- CFO optimism has brightened on an improved view of business prospects and greater confidence that the economy in 2024 will disprove forecasts of a recession, the Federal Reserve Banks of Richmond and Atlanta found in a survey.
- Top financial executives on average believe gross domestic product will grow 1.7% this year, a marked upgrade from their 1.3% forecast in August, the Fed regional banks found in a survey of 400 CFOs conducted with Duke University’s Fuqua School of Business.
- “The probability that firms assigned to a decline in economic activity has fallen considerably since the beginning of” last year, Sonya Ravindranath Waddell, vice president at the Richmond Fed, said in a statement.

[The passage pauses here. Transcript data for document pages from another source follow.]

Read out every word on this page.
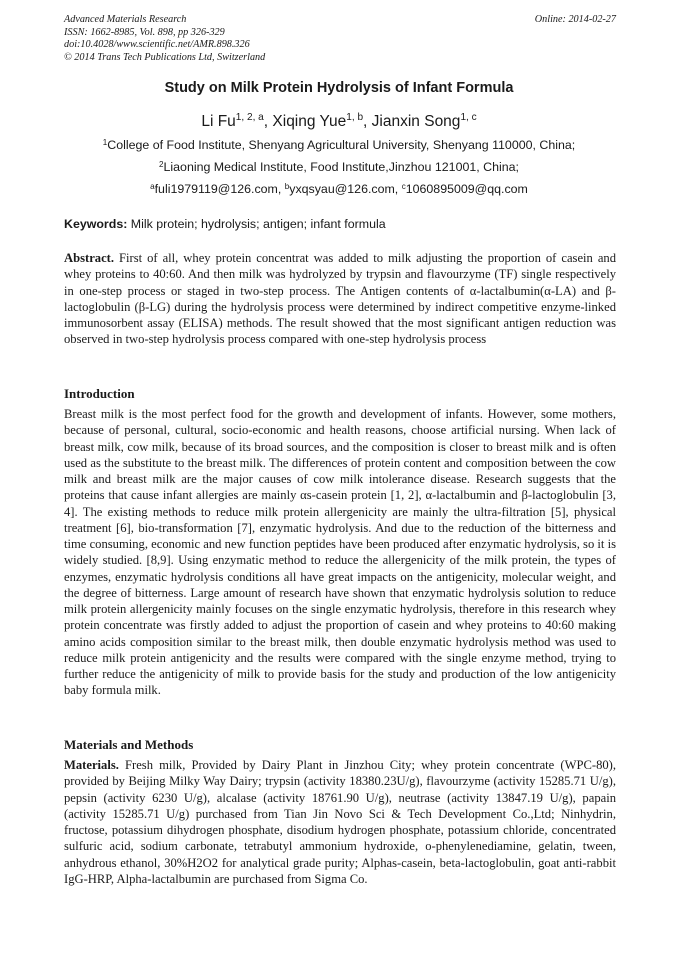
Advanced Materials Research
ISSN: 1662-8985, Vol. 898, pp 326-329
doi:10.4028/www.scientific.net/AMR.898.326
© 2014 Trans Tech Publications Ltd, Switzerland
Online: 2014-02-27
Study on Milk Protein Hydrolysis of Infant Formula
Li Fu$^{1, 2, a}$, Xiqing Yue$^{1, b}$, Jianxin Song$^{1, c}$
$^1$College of Food Institute, Shenyang Agricultural University, Shenyang 110000, China;
$^2$Liaoning Medical Institute, Food Institute,Jinzhou 121001, China;
$^a$fuli1979119@126.com, $^b$yxqsyau@126.com, $^c$1060895009@qq.com
Keywords: Milk protein; hydrolysis; antigen; infant formula
Abstract. First of all, whey protein concentrat was added to milk adjusting the proportion of casein and whey proteins to 40:60. And then milk was hydrolyzed by trypsin and flavourzyme (TF) single respectively in one-step process or staged in two-step process. The Antigen contents of α-lactalbumin(α-LA) and β-lactoglobulin (β-LG) during the hydrolysis process were determined by indirect competitive enzyme-linked immunosorbent assay (ELISA) methods. The result showed that the most significant antigen reduction was observed in two-step hydrolysis process compared with one-step hydrolysis process
Introduction
Breast milk is the most perfect food for the growth and development of infants. However, some mothers, because of personal, cultural, socio-economic and health reasons, choose artificial nursing. When lack of breast milk, cow milk, because of its broad sources, and the composition is closer to breast milk and is often used as the substitute to the breast milk. The differences of protein content and composition between the cow milk and breast milk are the major causes of cow milk intolerance disease. Research suggests that the proteins that cause infant allergies are mainly αs-casein protein [1, 2], α-lactalbumin and β-lactoglobulin [3, 4]. The existing methods to reduce milk protein allergenicity are mainly the ultra-filtration [5], physical treatment [6], bio-transformation [7], enzymatic hydrolysis. And due to the reduction of the bitterness and time consuming, economic and new function peptides have been produced after enzymatic hydrolysis, so it is widely studied. [8,9]. Using enzymatic method to reduce the allergenicity of the milk protein, the types of enzymes, enzymatic hydrolysis conditions all have great impacts on the antigenicity, molecular weight, and the degree of bitterness. Large amount of research have shown that enzymatic hydrolysis solution to reduce milk protein allergenicity mainly focuses on the single enzymatic hydrolysis, therefore in this research whey protein concentrate was firstly added to adjust the proportion of casein and whey proteins to 40:60 making amino acids composition similar to the breast milk, then double enzymatic hydrolysis method was used to reduce milk protein antigenicity and the results were compared with the single enzyme method, trying to further reduce the antigenicity of milk to provide basis for the study and production of the low antigenicity baby formula milk.
Materials and Methods
Materials. Fresh milk, Provided by Dairy Plant in Jinzhou City; whey protein concentrate (WPC-80), provided by Beijing Milky Way Dairy; trypsin (activity 18380.23U/g), flavourzyme (activity 15285.71 U/g), pepsin (activity 6230 U/g), alcalase (activity 18761.90 U/g), neutrase (activity 13847.19 U/g), papain (activity 15285.71 U/g) purchased from Tian Jin Novo Sci & Tech Development Co.,Ltd; Ninhydrin, fructose, potassium dihydrogen phosphate, disodium hydrogen phosphate, potassium chloride, concentrated sulfuric acid, sodium carbonate, tetrabutyl ammonium hydroxide, o-phenylenediamine, gelatin, tween, anhydrous ethanol, 30%H2O2 for analytical grade purity; Alphas-casein, beta-lactoglobulin, goat anti-rabbit IgG-HRP, Alpha-lactalbumin are purchased from Sigma Co.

CFO expectations align with those of private and public sector economists who believe growth during last quarter slowed from the robust 5.2% pace in Q3. Many analysts predict the Fed will achieve a “soft landing,” holding borrowing costs high enough to cool demand and slow inflation while avoiding a downturn and widespread unemployment.
“We think the odds of a recession are still relatively low in 2024,” Ed Yardeni, president of Yardeni Research, said Sunday in a research note to clients.
At the same time, Yardeni recently raised the odds of a 2024 recession to 35% from 30% in October because of the risk of a widening Israel-Hamas war. GDP will likely expand 2% this year, he said.
Bolstering forecasts of slower but sustained growth, the Atlanta Fed said Tuesday that GDP likely rose at a 2% annual rate in Q4, a downgrade from its 2.3% prediction on Dec. 23.
While optimistic that the expansion will persist, CFOs see risks to their outlook from monetary policy and the challenging quality and availability of labor, according to the Fed and Fuqua School survey.
Fed tightening — the most aggressive in 40 years — already poses a big challenge to CFO financing plans.
Since March 2022, the Fed has hiked the main interest rate from near zero to a range between 5.25% and 5.5%. Seventy percent of the survey respondents hold debt, with much of it coming due in the next few years.
“Firms that intend to roll over their debt are facing higher interest costs, which suggests that there could be some headwinds to economic growth in 2024,” the survey sponsors said.
The survey echoed data over several months indicating a slowing in business spending.
“In spite of generally positive expectations for 2024, there was some indication that firms were cutting back — for example, the share of firms that report increased spending continued to shrink,” the survey sponsors said.
Additionally, 60% of firms expect the increase in prices this year to exceed levels prior to the COVID-19 pandemic, according to the survey. They also expect to raise annual compensation by 4.6%, or 0.4 percentage points above what they consider normal.
CFOs hold solid expectations for their companies’ performance, the survey found.
Financial executives on average forecast 5% revenue growth this year and 2.7% expansion of payrolls compared with 2.2% in 2023, according to the survey.
Company analysts also enter the new year with optimism, dismissing predictions of a downturn with expectations of a rebound in earnings.
Analysts forecast 11.8% year-over-year earnings growth among Standard & Poor’s 500 companies in 2024, well above the 8.4% trailing 10-year average annual growth rate, according to FactSet.